# The inverse of Laplace operator

Let $\Delta$ denote the Laplace operator in $\mathbb R^2$, and let $u_1$ and $u_2$ be two orthogonal eigenfunction of $-\Delta$, i.e., $-\Delta u_1=\alpha_1 u_1$ and $-\Delta u_2=\alpha_2 u_2$, where $\alpha_1$ and $\alpha_2$ are the corresponding eigenvalue. I am wondering do we have $$\Delta^{-1}(u_1+u_2)=\Delta^{-1}u_1+\Delta^{-1}u_2\tag 1$$ and if yes, how we proof it?

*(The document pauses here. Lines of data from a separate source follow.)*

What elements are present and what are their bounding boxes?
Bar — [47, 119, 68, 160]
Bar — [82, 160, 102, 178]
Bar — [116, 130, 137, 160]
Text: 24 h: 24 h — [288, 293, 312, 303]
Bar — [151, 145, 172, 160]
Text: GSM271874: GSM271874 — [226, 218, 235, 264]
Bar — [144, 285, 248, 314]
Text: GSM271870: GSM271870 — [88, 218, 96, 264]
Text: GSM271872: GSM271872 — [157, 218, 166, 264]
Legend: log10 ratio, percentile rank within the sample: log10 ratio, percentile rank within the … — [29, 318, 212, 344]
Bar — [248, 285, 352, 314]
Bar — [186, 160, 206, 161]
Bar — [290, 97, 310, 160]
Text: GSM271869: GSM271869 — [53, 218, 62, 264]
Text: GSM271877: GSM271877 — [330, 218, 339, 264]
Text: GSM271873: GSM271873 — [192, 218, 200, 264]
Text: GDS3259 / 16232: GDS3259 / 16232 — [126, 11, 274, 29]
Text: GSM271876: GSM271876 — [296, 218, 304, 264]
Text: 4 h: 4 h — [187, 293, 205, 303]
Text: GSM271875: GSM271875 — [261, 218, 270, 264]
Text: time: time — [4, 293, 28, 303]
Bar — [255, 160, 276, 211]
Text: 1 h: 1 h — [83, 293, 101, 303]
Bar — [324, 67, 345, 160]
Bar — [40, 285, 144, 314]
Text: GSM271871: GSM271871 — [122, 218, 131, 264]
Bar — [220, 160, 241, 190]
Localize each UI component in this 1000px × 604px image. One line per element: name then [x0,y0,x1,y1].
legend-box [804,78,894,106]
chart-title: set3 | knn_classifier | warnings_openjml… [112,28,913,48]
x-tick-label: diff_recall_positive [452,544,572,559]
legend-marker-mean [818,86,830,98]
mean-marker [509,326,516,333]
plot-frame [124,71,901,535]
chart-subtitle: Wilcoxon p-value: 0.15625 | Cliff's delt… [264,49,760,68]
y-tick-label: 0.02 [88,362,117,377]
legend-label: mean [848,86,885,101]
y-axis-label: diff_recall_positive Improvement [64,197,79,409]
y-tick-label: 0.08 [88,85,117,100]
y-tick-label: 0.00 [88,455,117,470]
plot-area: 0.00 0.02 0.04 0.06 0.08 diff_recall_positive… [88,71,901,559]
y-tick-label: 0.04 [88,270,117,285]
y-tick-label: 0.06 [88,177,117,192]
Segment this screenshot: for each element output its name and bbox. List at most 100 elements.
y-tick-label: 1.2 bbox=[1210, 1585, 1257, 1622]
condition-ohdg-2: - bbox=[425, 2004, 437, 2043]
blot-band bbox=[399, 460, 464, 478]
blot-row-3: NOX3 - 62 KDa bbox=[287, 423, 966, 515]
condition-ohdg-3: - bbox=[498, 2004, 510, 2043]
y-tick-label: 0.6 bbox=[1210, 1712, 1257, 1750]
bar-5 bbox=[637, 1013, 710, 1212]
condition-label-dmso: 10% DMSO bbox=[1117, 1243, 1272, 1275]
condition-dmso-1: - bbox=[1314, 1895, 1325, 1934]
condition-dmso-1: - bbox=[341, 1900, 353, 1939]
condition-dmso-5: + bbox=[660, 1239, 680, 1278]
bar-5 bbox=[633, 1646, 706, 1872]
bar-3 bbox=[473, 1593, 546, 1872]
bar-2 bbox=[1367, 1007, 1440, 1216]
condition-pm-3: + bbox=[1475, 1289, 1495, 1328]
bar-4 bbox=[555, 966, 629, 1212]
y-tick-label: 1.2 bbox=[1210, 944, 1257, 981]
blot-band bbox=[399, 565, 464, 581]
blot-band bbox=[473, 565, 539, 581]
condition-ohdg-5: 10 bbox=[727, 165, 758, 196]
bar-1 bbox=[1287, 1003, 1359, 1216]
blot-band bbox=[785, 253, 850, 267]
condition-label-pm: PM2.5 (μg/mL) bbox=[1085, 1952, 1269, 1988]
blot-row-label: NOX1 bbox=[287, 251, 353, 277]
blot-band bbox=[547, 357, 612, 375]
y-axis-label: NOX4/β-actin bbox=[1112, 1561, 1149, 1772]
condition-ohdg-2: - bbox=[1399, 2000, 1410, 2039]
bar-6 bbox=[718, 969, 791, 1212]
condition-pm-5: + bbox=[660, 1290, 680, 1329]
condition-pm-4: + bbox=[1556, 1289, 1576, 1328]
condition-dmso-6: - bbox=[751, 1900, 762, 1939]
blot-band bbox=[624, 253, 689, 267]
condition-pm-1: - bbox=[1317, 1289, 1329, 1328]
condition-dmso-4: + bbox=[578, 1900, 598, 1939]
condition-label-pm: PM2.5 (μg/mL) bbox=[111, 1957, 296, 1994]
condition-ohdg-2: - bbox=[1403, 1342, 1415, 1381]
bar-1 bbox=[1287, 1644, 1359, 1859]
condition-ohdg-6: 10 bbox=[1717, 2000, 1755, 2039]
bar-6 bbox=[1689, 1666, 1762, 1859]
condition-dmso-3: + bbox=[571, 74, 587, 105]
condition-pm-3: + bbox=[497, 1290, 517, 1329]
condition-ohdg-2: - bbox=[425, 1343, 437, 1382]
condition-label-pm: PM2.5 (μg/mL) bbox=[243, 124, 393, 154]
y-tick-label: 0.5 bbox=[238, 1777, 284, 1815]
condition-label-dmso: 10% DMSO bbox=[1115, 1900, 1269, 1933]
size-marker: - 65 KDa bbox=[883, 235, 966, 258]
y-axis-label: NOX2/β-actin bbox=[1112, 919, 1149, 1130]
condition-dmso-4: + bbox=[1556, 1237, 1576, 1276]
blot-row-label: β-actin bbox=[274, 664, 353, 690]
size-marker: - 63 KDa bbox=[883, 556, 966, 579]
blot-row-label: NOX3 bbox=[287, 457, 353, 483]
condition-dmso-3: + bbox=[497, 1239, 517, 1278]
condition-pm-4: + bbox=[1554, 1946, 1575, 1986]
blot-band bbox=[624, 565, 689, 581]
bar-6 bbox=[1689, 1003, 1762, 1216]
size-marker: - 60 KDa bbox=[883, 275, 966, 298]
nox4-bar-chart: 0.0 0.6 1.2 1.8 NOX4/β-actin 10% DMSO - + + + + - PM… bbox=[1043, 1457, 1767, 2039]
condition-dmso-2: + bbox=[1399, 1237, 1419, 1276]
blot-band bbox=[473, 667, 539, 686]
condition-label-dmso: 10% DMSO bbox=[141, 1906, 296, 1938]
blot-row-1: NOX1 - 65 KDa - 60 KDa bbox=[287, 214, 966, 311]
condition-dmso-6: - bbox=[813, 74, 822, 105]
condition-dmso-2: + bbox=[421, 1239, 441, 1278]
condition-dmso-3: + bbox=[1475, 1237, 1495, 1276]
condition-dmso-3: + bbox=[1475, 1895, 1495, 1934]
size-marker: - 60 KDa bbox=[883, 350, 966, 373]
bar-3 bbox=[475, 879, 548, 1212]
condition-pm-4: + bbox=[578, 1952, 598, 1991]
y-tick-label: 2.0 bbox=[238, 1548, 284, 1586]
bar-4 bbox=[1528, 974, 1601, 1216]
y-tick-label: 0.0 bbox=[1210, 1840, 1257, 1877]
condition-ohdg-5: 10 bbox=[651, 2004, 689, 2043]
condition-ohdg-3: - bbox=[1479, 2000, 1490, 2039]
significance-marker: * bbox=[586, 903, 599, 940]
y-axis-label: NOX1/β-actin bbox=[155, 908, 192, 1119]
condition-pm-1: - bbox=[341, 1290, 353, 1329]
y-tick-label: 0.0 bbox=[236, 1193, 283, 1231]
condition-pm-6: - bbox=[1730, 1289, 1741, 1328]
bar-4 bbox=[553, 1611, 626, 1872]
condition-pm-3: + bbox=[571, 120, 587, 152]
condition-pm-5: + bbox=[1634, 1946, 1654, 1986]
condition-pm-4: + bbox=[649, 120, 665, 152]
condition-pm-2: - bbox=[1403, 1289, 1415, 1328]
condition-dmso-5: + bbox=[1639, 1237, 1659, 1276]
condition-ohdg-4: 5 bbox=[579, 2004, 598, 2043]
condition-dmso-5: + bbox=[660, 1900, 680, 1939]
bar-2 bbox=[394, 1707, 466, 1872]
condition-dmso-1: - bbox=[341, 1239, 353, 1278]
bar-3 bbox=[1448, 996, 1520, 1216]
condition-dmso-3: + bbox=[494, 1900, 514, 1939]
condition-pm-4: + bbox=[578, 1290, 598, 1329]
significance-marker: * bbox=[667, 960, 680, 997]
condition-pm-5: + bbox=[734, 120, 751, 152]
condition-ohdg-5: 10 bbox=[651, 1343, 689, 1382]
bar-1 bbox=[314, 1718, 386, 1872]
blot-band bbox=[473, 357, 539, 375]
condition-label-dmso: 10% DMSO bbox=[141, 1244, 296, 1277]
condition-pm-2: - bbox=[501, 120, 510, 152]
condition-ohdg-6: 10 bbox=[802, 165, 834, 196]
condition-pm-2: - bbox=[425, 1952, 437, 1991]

I know $(1)$ does not hold for general function, but I think it might work for orthogonal functions... PS: by orthogonal I mean $$\int u_1 u_2dx=0.$$ PPS: by $\Delta^{-1}$ I mean the inverse of Laplace operator, i.e., $\Delta^{-1}\Delta=I$

• The inverse operator is linear. If $\Delta \phi =u$, then $u=\int G\phi dS$ where $G$ is the Green's function. Aug 18, 2016 at 15:19
• @Dr.MV Any reference? Aug 18, 2016 at 15:21
• The inverse is not unique unless you specify more condition. For example $\Delta^{-1}(u_1 + u_2) = \Delta^{-1}u_1 + \Delta^{-1}u_2 + u_3$ is also a valid inverse where $u_3$ is any function satisifying $\Delta u_3 = 0$. Aug 18, 2016 at 15:36
• @Kibble Sure of course. I will define the boundary condition so that it will be clear. Aug 18, 2016 at 15:40

Note that if we have $\Delta \phi(x,y)=u(x,y)$, then
$$\phi(x,y)=\int_{\mathbb{R}^2} u(x',y')G(x,y|x',y')\,dx'\,dy' \tag 1$$
where $G(x,y|x',y')=\frac{1}{2\pi}\log\left(\sqrt{(x-x')^2+(y-y')^2}\right)$ is the "free-space" Green (or Green's) Function (SEE HERE).
Therefore, the inverse operator of the Laplacian is a linear operator and we assert that $\Delta^{-1}(u_1+u_2)=\Delta^{-1}(u_1)+\Delta^{-1}(u_2)$.